Bayesian decision making
The first thing we all know is classic Bayes’ formula
p(w)
P (x | w) is a kind of conditional probability, said in a category under the premise of the probability of something happening;
| x and p (w) as the a posteriori probability, said something happened, and it belongs to one kind of probability,
With this posterior probability, we can classify the sample. The higher the posteriori probability, the more likely it is that something falls into this category, the better chance we have of fitting it into this category.
Known: let’s look at a straightforward example: in the summer, the probability of a park men wear sandals is 1/2, the probability of women wear sandals for 2/3, and the ratio of 2:1, usually park question: if you met a random in the park people wear sandals, could you tell me his probability of sex for male or female, respectively?
So for the purposes of the question, what is the probability that something happens, that it is related to a certain category, which is the posterior probability.
Suppose: W1 = male, w2= female, x= sandals
From what is known:
Questions lead
But not in the practical problems are so lucky, we can obtain the data may be only a limited number of sample data, and the prior probability p (wi) and class (all kinds of population distribution) conditional probability p (x | wi) is unknown. When classifying according to the only sample data, a feasible method is that we need to estimate the prior probability and conditional probability, and then apply the Bayesian classifier.
The estimation of prior probability is relatively simple. 1. The natural state to which each sample belongs is known (supervised learning). 2. Rely on experience; 3. Estimate the frequency of each type in the training sample.

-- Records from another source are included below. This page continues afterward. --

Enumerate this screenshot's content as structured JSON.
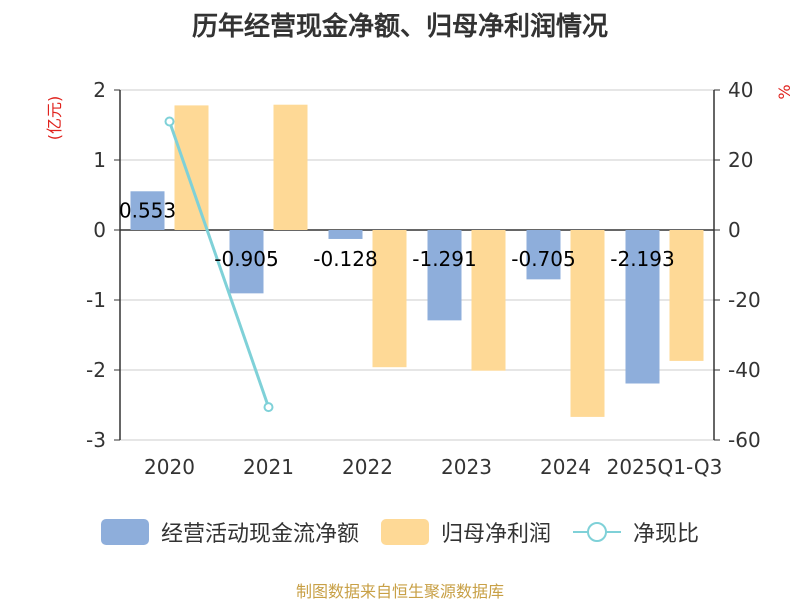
{
  "chart_data": {
    "type": "bar",
    "title": "历年经营现金净额、归母净利润情况",
    "categories": [
      "2020",
      "2021",
      "2022",
      "2023",
      "2024",
      "2025Q1-Q3"
    ],
    "y_left": {
      "label": "(亿元)",
      "ylim": [
        -3,
        2
      ],
      "ticks": [
        2,
        1,
        0,
        -1,
        -2,
        -3
      ]
    },
    "y_right": {
      "label": "%",
      "ylim": [
        -60,
        40
      ],
      "ticks": [
        40,
        20,
        0,
        -20,
        -40,
        -60
      ]
    },
    "series": [
      {
        "name": "经营活动现金流净额",
        "axis": "left",
        "type": "bar",
        "color": "#8eaedb",
        "values": [
          0.553,
          -0.905,
          -0.128,
          -1.291,
          -0.705,
          -2.193
        ],
        "labels": [
          "0.553",
          "-0.905",
          "-0.128",
          "-1.291",
          "-0.705",
          "-2.193"
        ]
      },
      {
        "name": "归母净利润",
        "axis": "left",
        "type": "bar",
        "color": "#fed996",
        "values": [
          1.78,
          1.79,
          -1.96,
          -2.01,
          -2.67,
          -1.87
        ]
      },
      {
        "name": "净现比",
        "axis": "right",
        "type": "line",
        "color": "#7fd1d8",
        "values": [
          31,
          -50.6,
          null,
          null,
          null,
          null
        ]
      }
    ]
  },
  "footer": {
    "source": "制图数据来自恒生聚源数据库"
  }
}
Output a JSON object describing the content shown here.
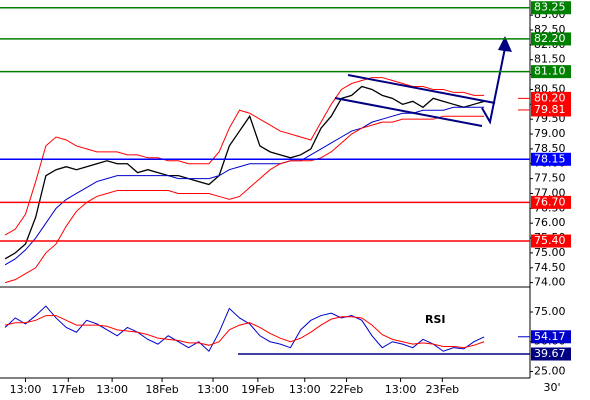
{
  "chart_data": [
    {
      "type": "line",
      "xlim": [
        -0.5,
        51.5
      ],
      "ylim": [
        73.92,
        83.51
      ],
      "yticks": [
        {
          "value": 74,
          "label": "74.00"
        },
        {
          "value": 74.5,
          "label": "74.50"
        },
        {
          "value": 75,
          "label": "75.00"
        },
        {
          "value": 75.5,
          "label": "75.50"
        },
        {
          "value": 76,
          "label": "76.00"
        },
        {
          "value": 76.5,
          "label": "76.50"
        },
        {
          "value": 77,
          "label": "77.00"
        },
        {
          "value": 77.5,
          "label": "77.50"
        },
        {
          "value": 78,
          "label": "78.00"
        },
        {
          "value": 78.5,
          "label": "78.50"
        },
        {
          "value": 79,
          "label": "79.00"
        },
        {
          "value": 79.5,
          "label": "79.50"
        },
        {
          "value": 80,
          "label": "80.00"
        },
        {
          "value": 80.5,
          "label": "80.50"
        },
        {
          "value": 81,
          "label": "81.00"
        },
        {
          "value": 81.5,
          "label": "81.50"
        },
        {
          "value": 82,
          "label": "82.00"
        },
        {
          "value": 82.5,
          "label": "82.50"
        },
        {
          "value": 83,
          "label": "83.00"
        }
      ],
      "series": [
        {
          "color": "#000000",
          "values": [
            74.8,
            75.0,
            75.3,
            76.2,
            77.6,
            77.8,
            77.9,
            77.8,
            77.9,
            78.0,
            78.1,
            78.0,
            78.0,
            77.7,
            77.8,
            77.7,
            77.6,
            77.6,
            77.5,
            77.4,
            77.3,
            77.6,
            78.6,
            79.1,
            79.6,
            78.6,
            78.4,
            78.3,
            78.2,
            78.3,
            78.5,
            79.2,
            79.6,
            80.2,
            80.3,
            80.6,
            80.5,
            80.3,
            80.2,
            80.0,
            80.1,
            79.9,
            80.2,
            80.1,
            80.0,
            79.9,
            80.0,
            80.1
          ]
        },
        {
          "color": "#0000cc",
          "values": [
            74.6,
            74.8,
            75.1,
            75.5,
            76.0,
            76.5,
            76.8,
            77.0,
            77.2,
            77.4,
            77.5,
            77.6,
            77.6,
            77.6,
            77.6,
            77.6,
            77.6,
            77.5,
            77.5,
            77.5,
            77.5,
            77.6,
            77.8,
            77.9,
            78.0,
            78.0,
            78.0,
            78.0,
            78.1,
            78.1,
            78.3,
            78.5,
            78.7,
            78.9,
            79.1,
            79.2,
            79.4,
            79.5,
            79.6,
            79.7,
            79.7,
            79.8,
            79.8,
            79.8,
            79.9,
            79.9,
            79.9,
            79.9
          ]
        },
        {
          "color": "#ff0000",
          "values": [
            75.6,
            75.8,
            76.3,
            77.4,
            78.6,
            78.9,
            78.8,
            78.6,
            78.5,
            78.4,
            78.4,
            78.4,
            78.3,
            78.3,
            78.2,
            78.2,
            78.1,
            78.1,
            78.0,
            78.0,
            78.0,
            78.4,
            79.2,
            79.8,
            79.7,
            79.5,
            79.3,
            79.1,
            79.0,
            78.9,
            78.8,
            79.4,
            80.0,
            80.5,
            80.7,
            80.8,
            80.9,
            80.9,
            80.8,
            80.7,
            80.6,
            80.6,
            80.5,
            80.5,
            80.4,
            80.4,
            80.3,
            80.3
          ]
        },
        {
          "color": "#ff0000",
          "values": [
            74.0,
            74.1,
            74.3,
            74.5,
            75.0,
            75.3,
            75.9,
            76.4,
            76.7,
            76.9,
            77.0,
            77.1,
            77.1,
            77.1,
            77.1,
            77.1,
            77.1,
            77.0,
            77.0,
            77.0,
            77.0,
            76.9,
            76.8,
            76.9,
            77.2,
            77.5,
            77.8,
            78.0,
            78.1,
            78.1,
            78.1,
            78.2,
            78.4,
            78.7,
            79.0,
            79.2,
            79.3,
            79.4,
            79.4,
            79.5,
            79.5,
            79.5,
            79.5,
            79.6,
            79.6,
            79.6,
            79.6,
            79.6
          ]
        }
      ],
      "levels": [
        {
          "value": 83.25,
          "label": "83.25",
          "color": "#008000"
        },
        {
          "value": 82.2,
          "label": "82.20",
          "color": "#008000"
        },
        {
          "value": 81.1,
          "label": "81.10",
          "color": "#008000"
        },
        {
          "value": 78.15,
          "label": "78.15",
          "color": "#0000ff"
        },
        {
          "value": 76.7,
          "label": "76.70",
          "color": "#ff0000"
        },
        {
          "value": 75.4,
          "label": "75.40",
          "color": "#ff0000"
        }
      ],
      "markers": [
        {
          "value": 80.2,
          "label": "80.20",
          "color": "#ff0000"
        },
        {
          "value": 79.81,
          "label": "79.81",
          "color": "#ff0000"
        }
      ]
    },
    {
      "type": "line",
      "title": "RSI",
      "xlim": [
        -0.5,
        51.5
      ],
      "ylim": [
        19.5,
        93.5
      ],
      "yticks": [
        {
          "value": 25,
          "label": "25.00"
        },
        {
          "value": 50,
          "label": "50.00"
        },
        {
          "value": 75,
          "label": "75.00"
        }
      ],
      "xticks": [
        {
          "value": 2,
          "label": "13:00"
        },
        {
          "value": 6.2,
          "label": "17Feb"
        },
        {
          "value": 10.5,
          "label": "13:00"
        },
        {
          "value": 15.4,
          "label": "18Feb"
        },
        {
          "value": 20.4,
          "label": "13:00"
        },
        {
          "value": 24.8,
          "label": "19Feb"
        },
        {
          "value": 29.4,
          "label": "13:00"
        },
        {
          "value": 33.5,
          "label": "22Feb"
        },
        {
          "value": 38.8,
          "label": "13:00"
        },
        {
          "value": 42.9,
          "label": "23Feb"
        }
      ],
      "timeframe": "30'",
      "series": [
        {
          "color": "#0000cc",
          "values": [
            62,
            70,
            65,
            72,
            80,
            70,
            62,
            58,
            68,
            65,
            60,
            55,
            62,
            58,
            52,
            48,
            55,
            50,
            45,
            50,
            42,
            58,
            78,
            70,
            65,
            55,
            50,
            48,
            45,
            60,
            68,
            72,
            74,
            70,
            72,
            68,
            55,
            45,
            50,
            48,
            45,
            52,
            48,
            42,
            45,
            44,
            50,
            54
          ]
        },
        {
          "color": "#ff0000",
          "values": [
            64,
            66,
            66,
            68,
            72,
            72,
            68,
            64,
            64,
            64,
            63,
            60,
            59,
            58,
            56,
            53,
            52,
            51,
            49,
            49,
            47,
            50,
            60,
            64,
            66,
            62,
            57,
            53,
            50,
            53,
            58,
            64,
            69,
            71,
            71,
            70,
            64,
            56,
            52,
            50,
            48,
            49,
            48,
            46,
            46,
            45,
            47,
            50
          ]
        }
      ],
      "levels": [
        {
          "value": 39.67,
          "label": "39.67",
          "color": "#000080"
        }
      ],
      "markers": [
        {
          "value": 54.17,
          "label": "54.17",
          "color": "#0000cc"
        }
      ]
    }
  ]
}
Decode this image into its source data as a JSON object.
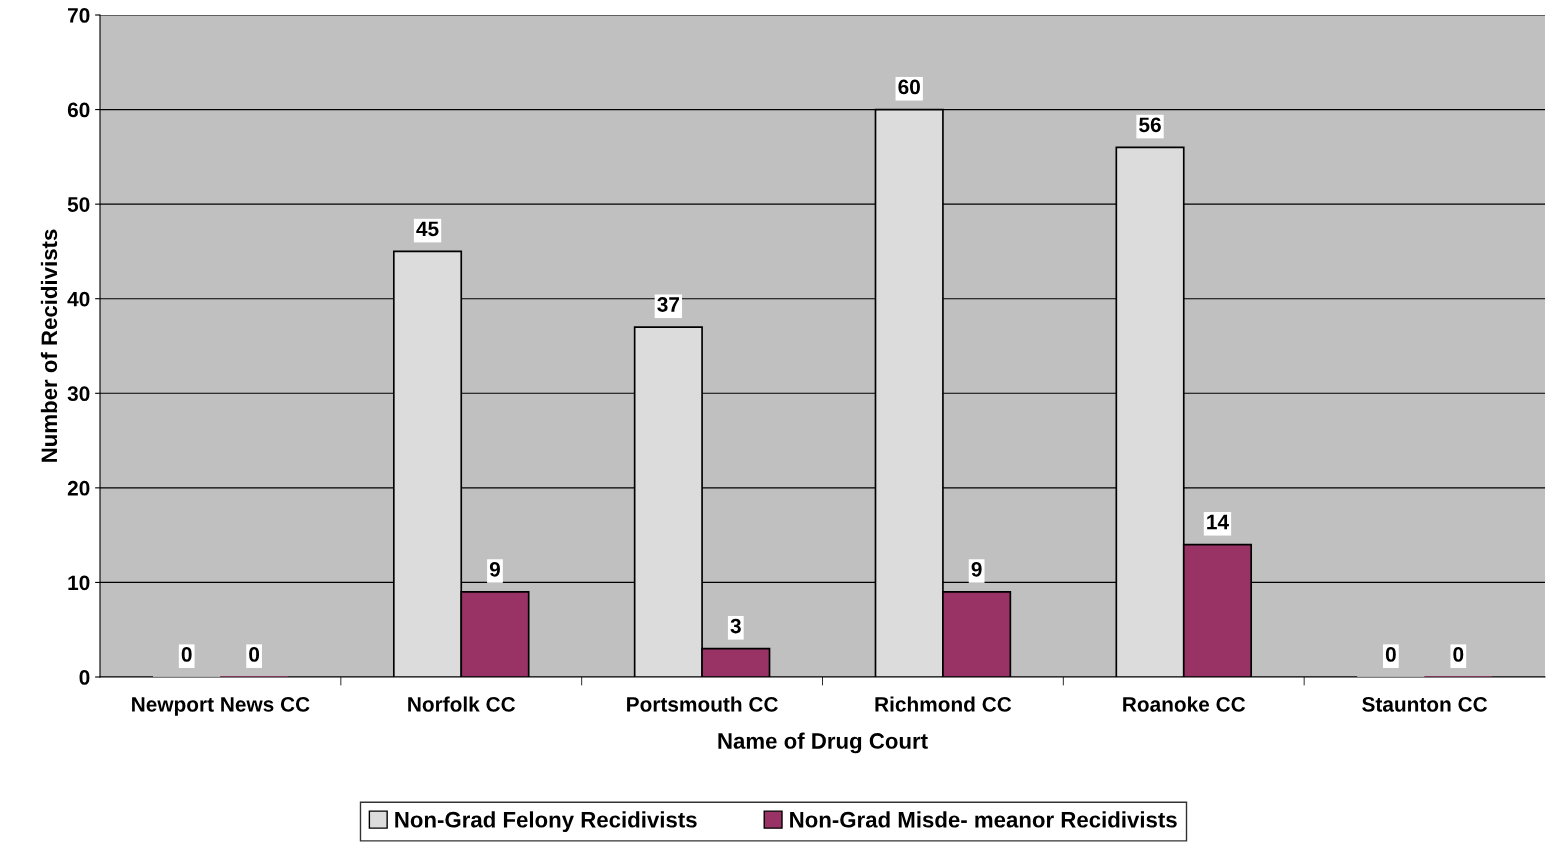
{
  "chart_data": {
    "type": "bar",
    "xlabel": "Name of Drug Court",
    "ylabel": "Number of Recidivists",
    "categories": [
      "Newport News CC",
      "Norfolk CC",
      "Portsmouth CC",
      "Richmond CC",
      "Roanoke CC",
      "Staunton CC"
    ],
    "series": [
      {
        "name": "Non-Grad Felony Recidivists",
        "color": "#dcdcdc",
        "values": [
          0,
          45,
          37,
          60,
          56,
          0
        ]
      },
      {
        "name": "Non-Grad Misde- meanor Recidivists",
        "color": "#993366",
        "values": [
          0,
          9,
          3,
          9,
          14,
          0
        ]
      }
    ],
    "ylim": [
      0,
      70
    ],
    "yticks": [
      0,
      10,
      20,
      30,
      40,
      50,
      60,
      70
    ],
    "grid": "y",
    "legend": "bottom",
    "data_labels": true
  }
}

Estimation of quasi-conditional probability (very difficult) for the following reasons: the probability density function contains all information about a random variable; Sample data may be small; The eigenvector x might have a lot of dimensions and so on. Anyway, it’s hard to estimate the density function of conditional probability directly. The solution is that the estimate is completely unknown probability density p (x | wi) into the estimated parameters.
Here, the probability density estimation problem is transformed into parameter estimation problem, and maximum likelihood estimation is a parameter estimation method.
And of course, the probability density function is very important, because if the model is right, if the sample area is infinite, we’ll get a fairly accurate estimate, but if the model is wrong, then it doesn’t make much sense to estimate half a day.